Democratic presidential candidate Senator Barack Obama’s speech in Berlin, which drew a crowd of 200,000, will likely go down as one of the oddest moments in electoral history. A candidate for the President of the United States visited Europe and the Middle East, holding talks with top-leaders and delivering speeches like a foreign dignitary, topped off by a speech in Berlin, near the Branderburg Gate, discussion the destruction of walls. What’s more, 200,000 enthusiastic, American flag waving Germans showed up to listen to the speech in person, more than would ever appear (either in favor or against) for a speech by the current President Bush. Senator Obama is not campaigning for the President of the United States, it would seem, but to be the leader of the free world (or at least Europe).
A few observations are necessary. First, Obama is experiencing incredible European support—62% of German citizens, 64% French, and 60% of British voters would all vote for Barack Obama if given the opportunity. And while it is understandable that Senator Obama would seek popularity on the world stage (restoring America’s respect in the world has been a frequent topic of his campaign), his virtual super-star status in Europe makes his speech look like he is President already, making policy and traveling the world as an official ambassador of American good will and, of course, hope.
Second, his reference to “walls”:
That is why the greatest danger of all is to allow new walls to divide us from one another. The walls between old allies on either side of the Atlantic cannot stand. The walls between the countries with the most and those with the least cannot stand. The walls between races and tribes; natives and immigrants; Christian and Muslim and Jew cannot stand. These now are the walls we must tear down.

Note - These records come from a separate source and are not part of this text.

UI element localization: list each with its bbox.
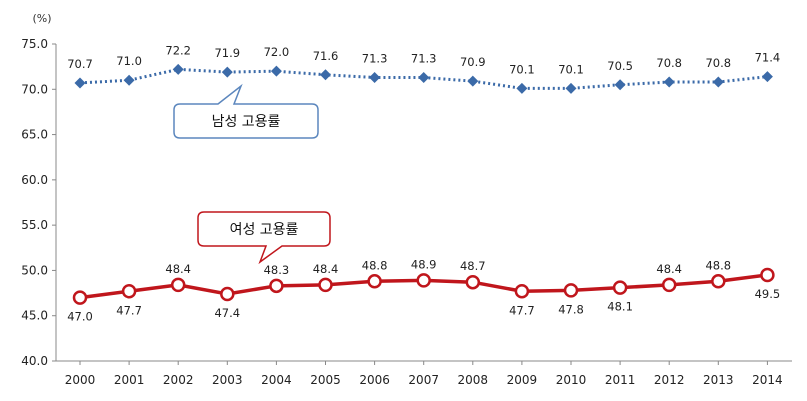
male-data-label: 71.0: [116, 54, 142, 68]
male-data-point: [172, 63, 184, 75]
female-data-point: [711, 274, 726, 289]
male-data-label: 70.8: [656, 56, 682, 70]
female-data-label: 47.4: [214, 306, 240, 320]
y-tick-label: 75.0: [21, 37, 48, 51]
male-data-label: 71.9: [214, 46, 240, 60]
y-axis: 40.0 45.0 50.0 55.0 60.0 65.0 70.0 75.0: [21, 37, 57, 368]
female-data-point: [170, 277, 186, 293]
series-layer: 70.7 71.0 72.2 71.9 72.0 71.6 71.3 71.3 70.9 70.1…: [67, 43, 780, 323]
female-data-point: [318, 277, 333, 293]
female-data-label: 48.4: [313, 262, 339, 276]
y-tick-label: 65.0: [21, 128, 48, 142]
y-tick-label: 60.0: [21, 173, 48, 187]
x-tick-label: 2001: [114, 373, 145, 387]
male-data-point: [270, 65, 282, 77]
male-callout-label: 남성 고용률: [212, 114, 281, 130]
y-tick-label: 70.0: [21, 82, 48, 96]
x-tick-label: 2006: [359, 373, 390, 387]
x-tick-label: 2014: [752, 373, 783, 387]
male-data-label: 70.5: [607, 59, 633, 73]
female-data-label: 47.7: [116, 303, 142, 317]
female-data-label: 49.5: [755, 287, 781, 301]
female-data-point: [563, 283, 579, 298]
male-data-point: [565, 82, 577, 94]
male-data-label: 70.7: [67, 57, 93, 71]
x-tick-label: 2010: [556, 373, 587, 387]
female-data-label: 48.4: [656, 262, 682, 276]
male-data-point: [467, 75, 479, 87]
female-series-callout: 여성 고용률: [197, 211, 331, 265]
female-callout-label: 여성 고용률: [230, 222, 299, 238]
x-axis: 2000 2001 2002 2003 2004 2005 2006 2007 2008 2009…: [56, 360, 792, 387]
female-callout-box: [197, 211, 331, 265]
male-data-point: [663, 76, 675, 88]
female-data-label: 47.0: [67, 310, 93, 324]
male-data-point: [74, 77, 86, 89]
y-tick-label: 50.0: [21, 263, 48, 277]
y-tick-label: 55.0: [21, 218, 48, 232]
x-tick-label: 2002: [163, 373, 194, 387]
female-data-label: 48.9: [411, 257, 437, 271]
female-data-point: [612, 280, 628, 295]
female-data-point: [760, 267, 775, 283]
y-tick-label: 45.0: [21, 309, 48, 323]
female-data-label: 48.1: [607, 300, 633, 314]
male-data-label: 70.1: [558, 62, 584, 76]
female-data-point: [220, 286, 235, 302]
male-data-point: [369, 72, 381, 84]
female-data-label: 48.8: [705, 258, 731, 272]
y-axis-unit-label: (%): [32, 12, 51, 25]
female-data-point: [514, 284, 530, 299]
female-employment-series: 47.0 47.7 48.4 47.4 48.3 48.4 48.8 48.9 48.7 47.7…: [67, 257, 780, 323]
female-data-label: 48.4: [165, 262, 191, 276]
male-data-point: [320, 69, 331, 81]
male-data-point: [712, 76, 724, 88]
male-data-point: [123, 74, 135, 86]
x-tick-label: 2008: [458, 373, 489, 387]
female-data-label: 47.8: [558, 302, 584, 316]
x-tick-label: 2003: [212, 373, 243, 387]
female-data-label: 48.3: [264, 263, 290, 277]
y-tick-label: 40.0: [21, 354, 48, 368]
female-data-point: [661, 277, 677, 293]
female-data-point: [121, 284, 137, 299]
x-tick-label: 2013: [703, 373, 734, 387]
male-data-point: [418, 72, 430, 84]
x-tick-label: 2012: [654, 373, 685, 387]
male-data-point: [761, 71, 773, 83]
female-data-label: 48.8: [362, 258, 388, 272]
male-series-callout: 남성 고용률: [173, 83, 319, 139]
x-tick-label: 2000: [65, 373, 96, 387]
male-data-point: [614, 79, 626, 91]
male-data-point: [221, 66, 233, 78]
male-data-label: 71.3: [362, 52, 388, 66]
female-data-point: [465, 274, 481, 290]
male-data-label: 70.1: [509, 62, 535, 76]
x-tick-label: 2004: [261, 373, 292, 387]
male-data-label: 72.0: [264, 45, 290, 59]
female-data-label: 47.7: [509, 303, 535, 317]
x-tick-label: 2009: [507, 373, 538, 387]
female-data-label: 48.7: [460, 259, 486, 273]
male-data-label: 72.2: [165, 43, 191, 57]
x-tick-label: 2011: [605, 373, 636, 387]
female-data-point: [269, 278, 284, 294]
female-data-point: [416, 273, 431, 288]
male-employment-series: 70.7 71.0 72.2 71.9 72.0 71.6 71.3 71.3 70.9 70.1…: [67, 43, 780, 94]
x-tick-label: 2005: [310, 373, 341, 387]
female-data-point: [367, 274, 382, 289]
male-data-label: 71.4: [755, 51, 781, 65]
male-data-label: 70.8: [705, 56, 731, 70]
male-data-label: 71.3: [411, 52, 437, 66]
x-tick-label: 2007: [408, 373, 439, 387]
male-data-label: 71.6: [313, 49, 339, 63]
male-data-label: 70.9: [460, 55, 486, 69]
female-data-point: [72, 290, 88, 305]
male-data-point: [516, 82, 528, 94]
male-callout-box: [173, 83, 319, 139]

Referring to cultural and social differences as “walls’ smacks of elitist multi-culturalism, and is a slap in the face to those who remember the real walls that snaked through Berlin less than 20 years ago. Soviet Communism presented a very real and dangerous threat—similar to the one currently being brought forth by Islamic terrorism. But to compare religious and cultural differences to the fundamental political differences of freedom that separated the Soviet Union from the rest of Western Europe is an unforgivable mis-proportioning of the past.
Third, his comments on terrorism are strikingly absent of any mention of Iraq.
“This is the moment when we must defeat terror and dry up the well of extremism that supports it. This threat is real and we cannot shrink from our responsibility to combat it [italics added]. If we could create NATO to face down the Soviet Union, we can join in a new and global partnership to dismantle the networks that have struck in Madrid and Amman; in London and Bali; in Washington and New York. If we could win a battle of ideas against the communists, we can stand with the vast majority of Muslims who reject the extremism that leads to hate instead of hope.
The question remains then: how do we stand? Do we stand passively to the side as extreme terrorists reenter Iraq and create a Vietnam withdrawal-like nightmare? Or do we stand shoulder to shoulder with them again the tyranny of these networks? Do we have the responsibility to finish what we began, Senator Obama? Where do we draw the line?
And finally, why didn’t the Senator deliver his address in German? If he wants me to speak Spanish when I go to Mexico (or merely further South), I expect him to speak German when addressing thousands of adoring German citizens. Perhaps they didn’t understand what he said after all.